Peace and Development Research
MSc, Postgraduate student
Sofie Hellberg is a PhD candidate in Peace and Development Research. She started her research education in 2007 and holds a Master degree in Political Science and a Bachelor degree in Human Ecology, both from Lund University.
During her years as a PhD candidate she has been a visiting scholar at the School of Development at the University of KwaZulu-Natal, South Africa and a visiting research fellow at the School of Environment and Development at The University of Manchester, UK.
Sofie’s areas of interest revolve around the politics of water, environmental and resource governance, (green) governmentality, biopolitics, power and agency, the nexuses between environment/development and security/development as well as research methodology.
The Ph.D Dissertation is on water and water service delivery in eThekwini Municipality, South Africa. The dissertation applies a biopolitics/governmentality perspective and its main focus is placed on how water and water access matter in terms of people’s lives. Based on narrative interviews with local water users on water and water management devices in eThekwini municipality it explores these questions in term of how water accessibility and water governance are part of constituting life and lifestyles and how power relations in water management shape subjectivities, interests and agency of the water users.
Sofie Hellberg is also engaged in a methodology project, together with Maria Stern and Stina Hansson, which deals with how we methodologically can approach the agency of being governed. It deals with questions such as how we can understand and apply the concepts of agency of freedom from governmentality and biopolitics perspectives and how we can do so in methodologically rigorous ways.

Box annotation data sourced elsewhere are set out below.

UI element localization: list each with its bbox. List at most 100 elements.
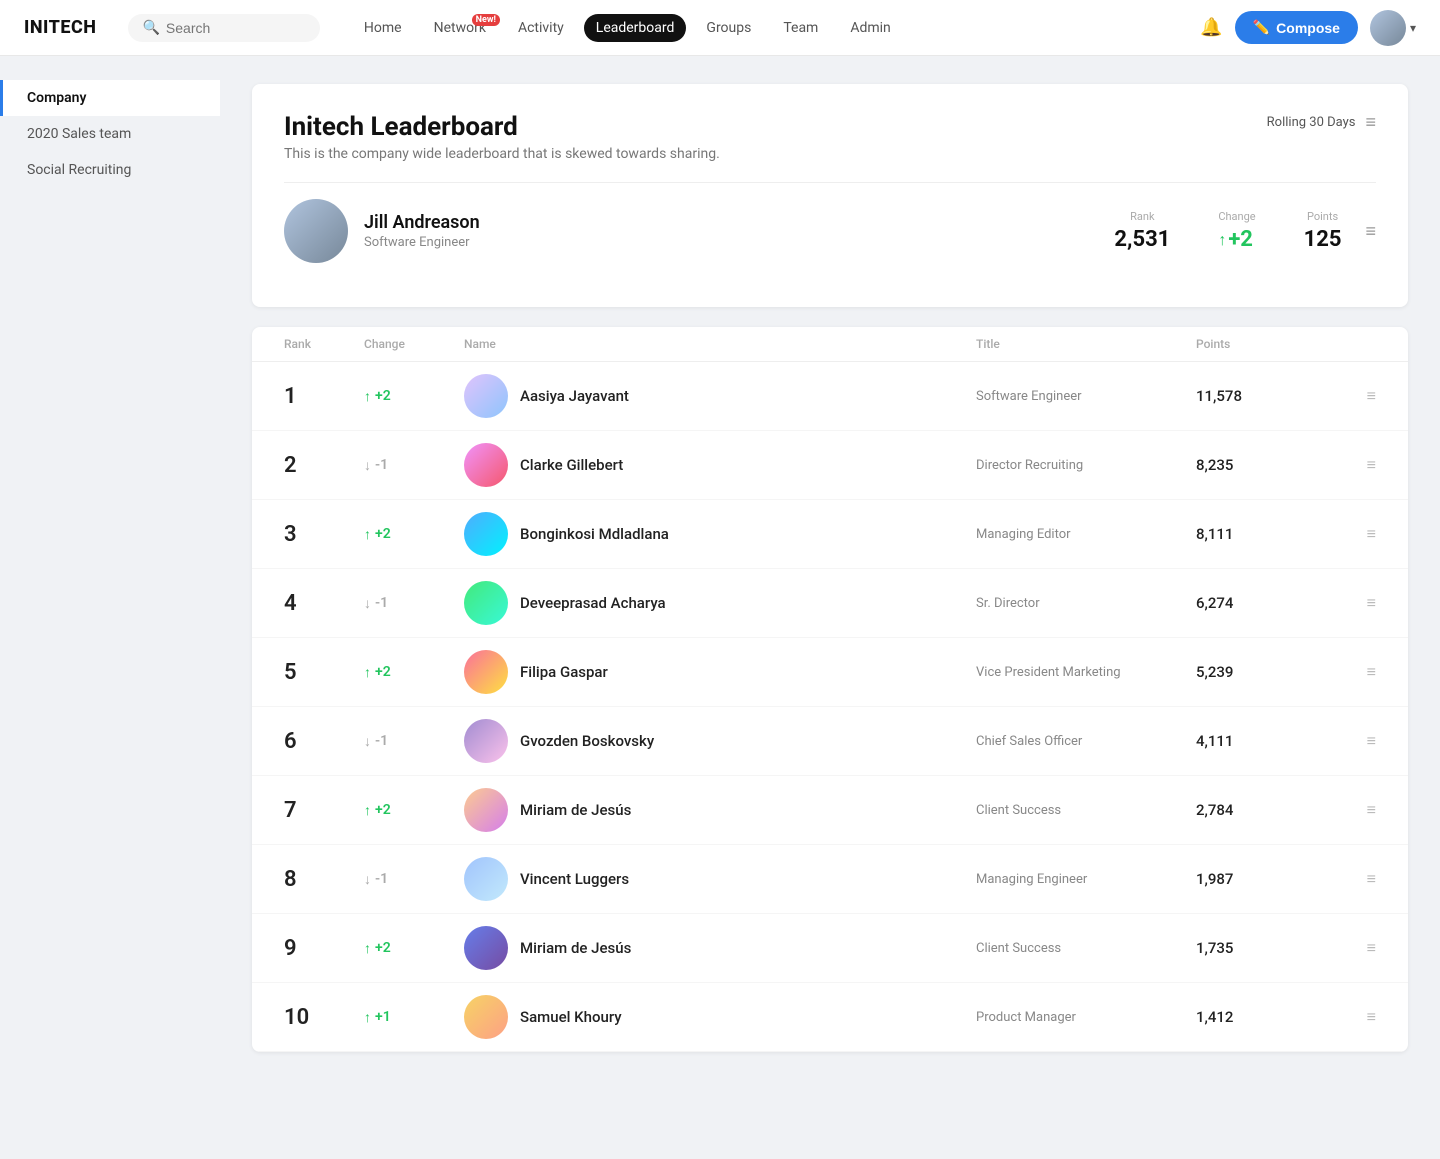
notifications-button[interactable]: 🔔: [1200, 17, 1222, 38]
change-cell: ↓-1: [364, 733, 464, 750]
person-avatar: [464, 857, 508, 901]
person-cell[interactable]: Gvozden Boskovsky: [464, 719, 976, 763]
points-cell: 4,111: [1196, 732, 1316, 750]
points-label: Points: [1304, 210, 1342, 223]
rank-cell: 10: [284, 1005, 364, 1030]
leaderboard-card: Initech Leaderboard This is the company …: [252, 84, 1408, 307]
rank-cell: 3: [284, 522, 364, 547]
user-menu[interactable]: ▾: [1370, 10, 1416, 46]
change-value: +1: [375, 1009, 391, 1025]
sidebar-item-company[interactable]: Company: [0, 80, 220, 116]
row-menu-icon[interactable]: ≡: [1316, 455, 1376, 475]
change-cell: ↑+1: [364, 1009, 464, 1026]
change-value: -1: [375, 733, 388, 749]
row-menu-icon[interactable]: ≡: [1316, 524, 1376, 544]
table-row: 6↓-1Gvozden BoskovskyChief Sales Officer…: [252, 707, 1408, 776]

Sofie teaches in the bachelor program in Global Studies and in courses in Global Development Studies, International Relations, Human ecology, African Studies as well as on Global Gender Issues. Her teaching is mainly focused on power theories, governmentality and biopolitics, environmental- resource- and water governance, the relationship between development and environment, environmental and resource governance in Africa and research methods.